Грехи и погрешности (Баев) - страница 116

– Смотрреть, куда ходить, идзин! – громко крикнула Ацуко неуклюжему гиганту на его родном языке, пусть немного исковерканном. Русских она кроме того давнего знакомого – вице-консула из Фукусимы – и не видела, но безошибочно догадалась, что великан как раз их роду-племени.

– Да я это… – пролепетал Лёша, отпустил ее руку и, стянув картуз, взлохматил декорированный позолоченными локонами затылок. Ясное дело, сконфузился. – Прости сердешно, барышня. Случайно вышло… А ты, гляжу, сама-то не наших будешь? Меня, к слову, Лексеем звать. А тебя?

– Ацуко, – прошептала девушка.

Легко поклонилась, покраснела. И опустила глаза.
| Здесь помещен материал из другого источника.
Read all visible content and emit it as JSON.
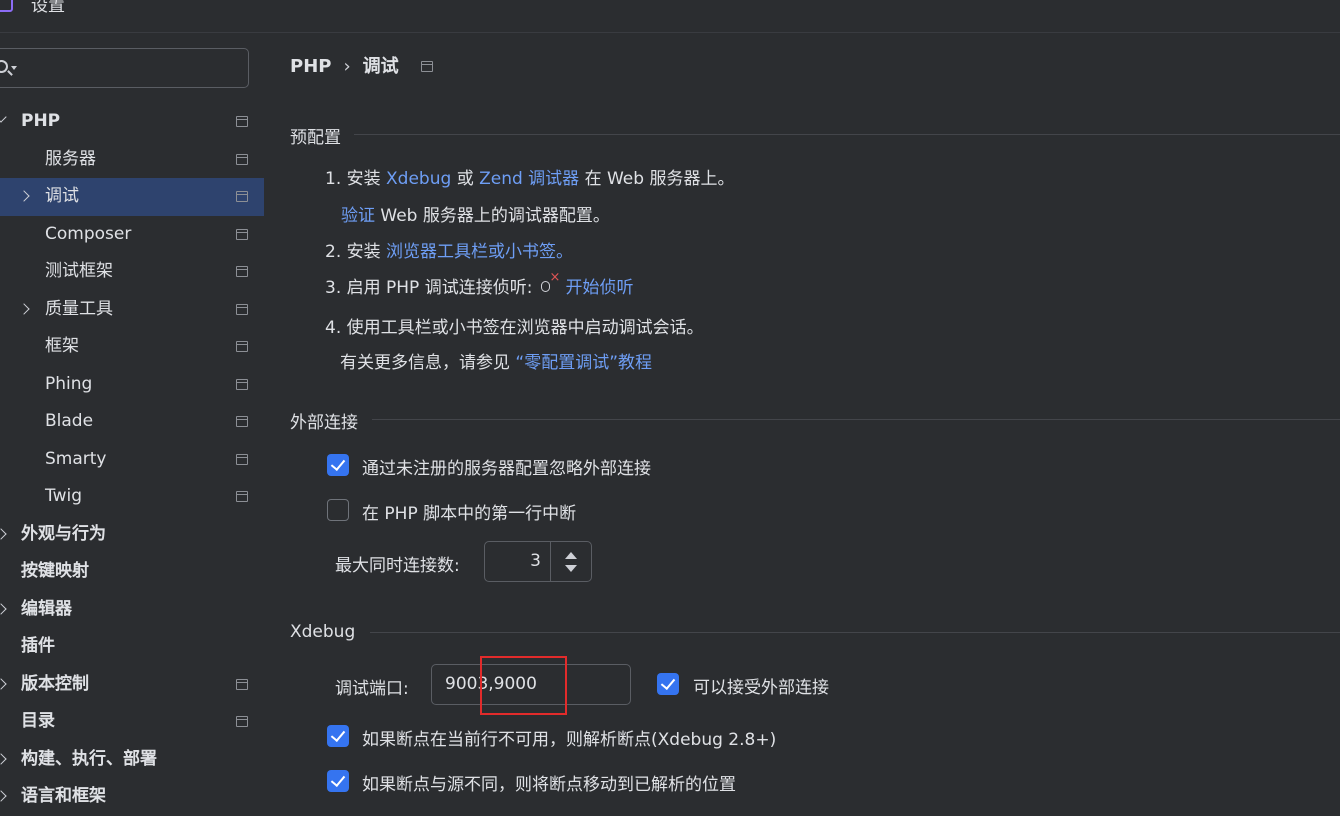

«Рексей» ей понравился с первого взгляда. Вот только признаться в этом себе сразу она не могла. Из достойной семьи, а как же.

Лёша только присвистнул.

– Ну ничё-се! Ацуко? Да и плевать. По-нашему, Аська получается. Настасья. Япона мать! А так ведь сразу и не скажешь… Слушай, а тебе тут, – Алексей обвел глазами прохожее народонаселение, – среди этого народца точно не скучно? Я б…

Ацуко, боясь пошевелиться, стояла молча и краснела, рассматривая носки собственных гэта.

– Ась! С тобою говорю, мила барышня, – осмелел Лёша и, вновь подойдя к девушке, нежно взял ее за руку. – Слушай, мож, пойдем со мною? Нравишься, сил нет. Женою мне станешь. А что? Хорошо заживем, верь мне. Ну? Пошли?


Соли в тот вечер в доме Ацуко так и не дождались. Впрочем, как и самой Ацуко. Она – может, поддавшись на бесхитростные и такие искренние уговоры внезапно возникшего на ее пути счастья, может, так, из-за пресловутого девичьего любопытства, – не зайдя к своим даже попрощаться, ушла с полюбившимся с первого взгляда Алексеем в Наяси. И на этой же неделе стала настоящей женой. Да, да. По старым православным обычаям была сыграна шумная пьяная свадьба с песнями, танцами и лихой веселой дракой…

Шли годы. Алексей, мужик головастый и с руками, срубил новую избу. Настасья, как ее теперь звали в деревне, родила любимому мужу сына Аркашку и двух дочерей – Олю и Люду (Орьгу и Рюдочку), научилась и готовке, и рукоделию… Вот только проклятая «л» ей, уроженке страны Восходящего Солнца, так и не далась. Да и незаслуженно обидное прозвище, вмиг разлетевшееся по горам и весям, прилипло намертво. Сказанное однажды ласково и в шутку покойным теперь супругом. В момент, когда на свет явился первенец. «Ты теперь у нас, Настасьюшка, с сего дня мамка… Самая настоящая русская япона мать…»


– Саррай, говоришь, упар? – Ацуко-Настасья спустилась с крыльца, подошла к руинам и стала, уперев руки в боки.

С минуту она, беззвучно кивая мыслям своим, разглядывала доски, потом резко наклонилась и выхватила из кучи поперечный брус. Покачав головой и поцокав языком, она повернулась к дому и призывно махнула рукой сыну.